Parent-Child ID's Need to Follow Certain Rules
When I first saw this, I thought "This is an edge case." But then I saw it again. And again. Clearly, I had to come up with a repeatable way to solve this problem. Fortunately, the ubiquitous FoodMart database can be used to replicate this issue. It contains an employee hierarchy with parent-child relationships that are pre-populated to fit the Mondrian assumption: all parent IDs are less than child IDs.
Out of the box, FoodMart works correctly, but what happens if we simulate the replacement of a supervisor? We need to insert a new supervisor record in the employee table. This results in the new supervisor record receiving a higher employee_id than the employees which will report to it. The simple assignment of IDs for new records causes this peculiarly common case: abnormal genealogy!
To demonstrate this FoodMart scenario, let's look at a Pentaho Analyzer report showing Senior Management and some reporting data before the supervisor replacement:
Sheri Nowmer, inclusive of herself, has 10 Senior Managers assigned to her, which includes Roberta Damstra. All is well and good since the IDs of the parent records (supervisors) are less than the IDs of the child records (managed employees). Now, let's say Roberta retires to sunny Orlando and a new VP is hired, Mr. New Guy, on 1/1/1998. A few simple SQL edits and a Mondrian cache clearing and we should be good to go. We'll assign Mr. New Guy's employee_id with the value 1206. 1206 is much larger than any other employee_id in our database so it will easily stick out when we are reviewing the data. It also follows the usual pattern of a new employee record being assigned an ID which is greater than the maximum ID used.
Running the same report again after clearing the Analyzer and Mondrian caches, provides us with this view:
As expected, Roberta is no longer listed. However, Mr. New Guy also does not appear in this view. We confirm that we inserted his record so that he reports to Sheri Nowmer and that all of Roberta's employees now report to him. So, what happened to Mr. New Guy? His "abnormal genealogy" is causing internal issues for Mondrian. That is, the fact that his ID is greater than the IDs of his reports is causing Mondrian to incorrectly traverse the reporting hierarchy.
Solving the Abnormal Geneaology Problem
So, how can we solve this problem? We could dig into the Mondrian source code. It's open source afterall. But, I'd prefer to leave revising the core of the Mondrian engine to the java wizards at Pentaho and in the community. Perhaps, we can pull off a bit of Pentaho Data Integration (PDI) magic with some minor data structure changes to overcome this gap faster and easier.

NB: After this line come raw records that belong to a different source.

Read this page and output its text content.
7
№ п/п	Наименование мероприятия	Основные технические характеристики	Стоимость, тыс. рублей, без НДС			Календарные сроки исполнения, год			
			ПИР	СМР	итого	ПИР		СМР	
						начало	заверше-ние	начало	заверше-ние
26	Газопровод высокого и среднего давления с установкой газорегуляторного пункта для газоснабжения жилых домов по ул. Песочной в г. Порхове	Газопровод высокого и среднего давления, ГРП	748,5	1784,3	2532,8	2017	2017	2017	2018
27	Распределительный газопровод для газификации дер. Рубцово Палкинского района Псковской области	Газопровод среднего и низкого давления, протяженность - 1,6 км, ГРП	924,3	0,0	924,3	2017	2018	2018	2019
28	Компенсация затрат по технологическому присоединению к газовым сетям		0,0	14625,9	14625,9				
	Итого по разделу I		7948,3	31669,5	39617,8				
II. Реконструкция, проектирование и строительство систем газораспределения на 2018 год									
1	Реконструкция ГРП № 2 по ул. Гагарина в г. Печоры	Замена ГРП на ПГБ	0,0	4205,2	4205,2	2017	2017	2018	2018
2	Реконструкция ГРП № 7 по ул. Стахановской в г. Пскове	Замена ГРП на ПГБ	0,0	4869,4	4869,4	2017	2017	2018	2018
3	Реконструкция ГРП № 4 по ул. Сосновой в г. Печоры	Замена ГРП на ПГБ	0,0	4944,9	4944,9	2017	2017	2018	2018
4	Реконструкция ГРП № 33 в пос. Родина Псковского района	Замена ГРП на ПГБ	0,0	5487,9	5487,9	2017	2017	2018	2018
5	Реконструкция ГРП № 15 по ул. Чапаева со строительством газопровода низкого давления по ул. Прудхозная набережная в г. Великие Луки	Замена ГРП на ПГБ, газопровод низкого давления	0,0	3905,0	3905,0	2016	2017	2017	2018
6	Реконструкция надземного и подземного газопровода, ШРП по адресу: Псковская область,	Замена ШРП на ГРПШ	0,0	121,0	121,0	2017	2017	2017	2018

The solution here is to use PDI to generate an extra set of ordered parent-child IDs. Using PDI, we need to identify the correct hierarchical order and make this order available to Mondrian. The Transform shown below demonstrates the steps I used to re-sequence the IDs to the correct genealogical order. Using this approach, parents consistently have smaller IDs than all of their children “making Mondrian happy without the need to modify its core code." Since the solution is data-centric we're also better protected for future versions of Mondrian.
So where exactly is the "magic" needed to resequence the IDs? It's in the use of the Closure Generator step, utilizing the existing parent and child IDs (which works regardless of genealogy). In this case, we take the base data and then reorder the ultimate parent rows by distance, as provided from the Closure Generator. Notice (below) that the Mr. New Guy, employee_id number 1206, is now the ninth "oldest" employee, perfect for a parent!

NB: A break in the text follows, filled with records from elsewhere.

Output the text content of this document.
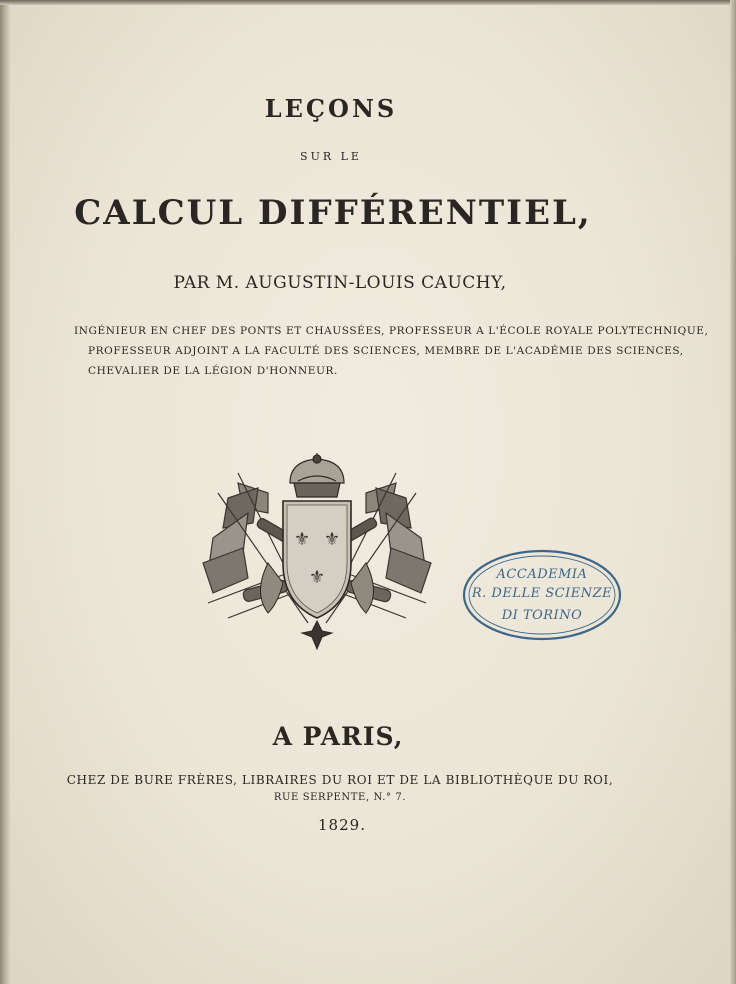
LEÇONS
SUR LE
CALCUL DIFFÉRENTIEL,
PAR M. AUGUSTIN-LOUIS CAUCHY,
INGÉNIEUR EN CHEF DES PONTS ET CHAUSSÉES, PROFESSEUR A L'ÉCOLE ROYALE POLYTECHNIQUE,
PROFESSEUR ADJOINT A LA FACULTÉ DES SCIENCES, MEMBRE DE L'ACADÉMIE DES SCIENCES,
CHEVALIER DE LA LÉGION D'HONNEUR.
⚜ ⚜
⚜	ACCADEMIA
R. DELLE SCIENZE
DI TORINO
A PARIS,
CHEZ DE BURE FRÈRES, LIBRAIRES DU ROI ET DE LA BIBLIOTHÈQUE DU ROI,
RUE SERPENTE, N.° 7.
1829.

The next part of the solution is to update the dimension table with both ordered IDs as they will be needed in the Mondrian hierarchy configuration. If you're maintaining this with a PDI Dimension Lookup/Update step, I suggest using the Punch Thru option for these two fields.

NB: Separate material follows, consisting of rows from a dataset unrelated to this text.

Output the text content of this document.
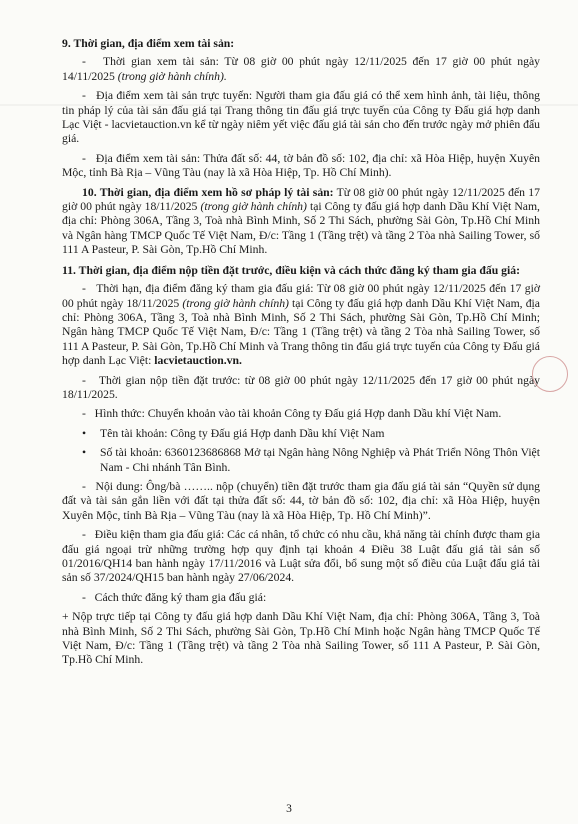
9. Thời gian, địa điểm xem tài sản:
- Thời gian xem tài sản: Từ 08 giờ 00 phút ngày 12/11/2025 đến 17 giờ 00 phút ngày 14/11/2025 (trong giờ hành chính).
- Địa điểm xem tài sản trực tuyến: Người tham gia đấu giá có thể xem hình ảnh, tài liệu, thông tin pháp lý của tài sản đấu giá tại Trang thông tin đấu giá trực tuyến của Công ty Đấu giá hợp danh Lạc Việt - lacvietauction.vn kể từ ngày niêm yết việc đấu giá tài sản cho đến trước ngày mở phiên đấu giá.
- Địa điểm xem tài sản: Thửa đất số: 44, tờ bản đồ số: 102, địa chỉ: xã Hòa Hiệp, huyện Xuyên Mộc, tỉnh Bà Rịa – Vũng Tàu (nay là xã Hòa Hiệp, Tp. Hồ Chí Minh).
10. Thời gian, địa điểm xem hồ sơ pháp lý tài sản: Từ 08 giờ 00 phút ngày 12/11/2025 đến 17 giờ 00 phút ngày 18/11/2025 (trong giờ hành chính) tại Công ty đấu giá hợp danh Dầu Khí Việt Nam, địa chỉ: Phòng 306A, Tầng 3, Toà nhà Bình Minh, Số 2 Thi Sách, phường Sài Gòn, Tp.Hồ Chí Minh và Ngân hàng TMCP Quốc Tế Việt Nam, Đ/c: Tầng 1 (Tầng trệt) và tầng 2 Tòa nhà Sailing Tower, số 111 A Pasteur, P. Sài Gòn, Tp.Hồ Chí Minh.
11. Thời gian, địa điểm nộp tiền đặt trước, điều kiện và cách thức đăng ký tham gia đấu giá:
- Thời hạn, địa điểm đăng ký tham gia đấu giá: Từ 08 giờ 00 phút ngày 12/11/2025 đến 17 giờ 00 phút ngày 18/11/2025 (trong giờ hành chính) tại Công ty đấu giá hợp danh Dầu Khí Việt Nam, địa chỉ: Phòng 306A, Tầng 3, Toà nhà Bình Minh, Số 2 Thi Sách, phường Sài Gòn, Tp.Hồ Chí Minh; Ngân hàng TMCP Quốc Tế Việt Nam, Đ/c: Tầng 1 (Tầng trệt) và tầng 2 Tòa nhà Sailing Tower, số 111 A Pasteur, P. Sài Gòn, Tp.Hồ Chí Minh và Trang thông tin đấu giá trực tuyến của Công ty Đấu giá hợp danh Lạc Việt: lacvietauction.vn.
- Thời gian nộp tiền đặt trước: từ 08 giờ 00 phút ngày 12/11/2025 đến 17 giờ 00 phút ngày 18/11/2025.
- Hình thức: Chuyển khoản vào tài khoản Công ty Đấu giá Hợp danh Dầu khí Việt Nam.
•	Tên tài khoản: Công ty Đấu giá Hợp danh Dầu khí Việt Nam
•	Số tài khoản: 6360123686868 Mở tại Ngân hàng Nông Nghiệp và Phát Triển Nông Thôn Việt Nam - Chi nhánh Tân Bình.
- Nội dung: Ông/bà …….. nộp (chuyển) tiền đặt trước tham gia đấu giá tài sản “Quyền sử dụng đất và tài sản gắn liền với đất tại thửa đất số: 44, tờ bản đồ số: 102, địa chỉ: xã Hòa Hiệp, huyện Xuyên Mộc, tỉnh Bà Rịa – Vũng Tàu (nay là xã Hòa Hiệp, Tp. Hồ Chí Minh)”.
- Điều kiện tham gia đấu giá: Các cá nhân, tổ chức có nhu cầu, khả năng tài chính được tham gia đấu giá ngoại trừ những trường hợp quy định tại khoản 4 Điều 38 Luật đấu giá tài sản số 01/2016/QH14 ban hành ngày 17/11/2016 và Luật sửa đổi, bổ sung một số điều của Luật đấu giá tài sản số 37/2024/QH15 ban hành ngày 27/06/2024.
- Cách thức đăng ký tham gia đấu giá:
+ Nộp trực tiếp tại Công ty đấu giá hợp danh Dầu Khí Việt Nam, địa chỉ: Phòng 306A, Tầng 3, Toà nhà Bình Minh, Số 2 Thi Sách, phường Sài Gòn, Tp.Hồ Chí Minh hoặc Ngân hàng TMCP Quốc Tế Việt Nam, Đ/c: Tầng 1 (Tầng trệt) và tầng 2 Tòa nhà Sailing Tower, số 111 A Pasteur, P. Sài Gòn, Tp.Hồ Chí Minh.
3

The final bit of data engineering requires you to create a tweaked version of the closure table that uses the ordered parent and original child IDs. This allows the correct groupings for parent aggregation while linking back into the original fact table with the actual IDs.
Now that our data engineering tasks are complete, all we need is a small adjustment of the hierarchy definition in the Mondrian schema. We simply modify the level definition to utilize the new ordered fields. These changes result in the following dimension definition. (Note we create new tables called employee2 and employee_closure_cube in order to maintain the original foodmart structures in case we want to revert to the out-of-the-box configuration later.)
Back to Analyzer we go, refreshing both caches and...sure enough; Mr. New Guy is official!
When I first encountered this problem, even Google wasn't able to find an effective solution. I only found a few discussions of the problem in semi-related jiras: http://jira.pentaho.com/browse/MONDRIAN-1328 and http://jira.pentaho.com/browse/MONDRIAN-1511. Given my experience with hierarchical data, I expect that this is a fairly common case. I hope you find this approach helpful.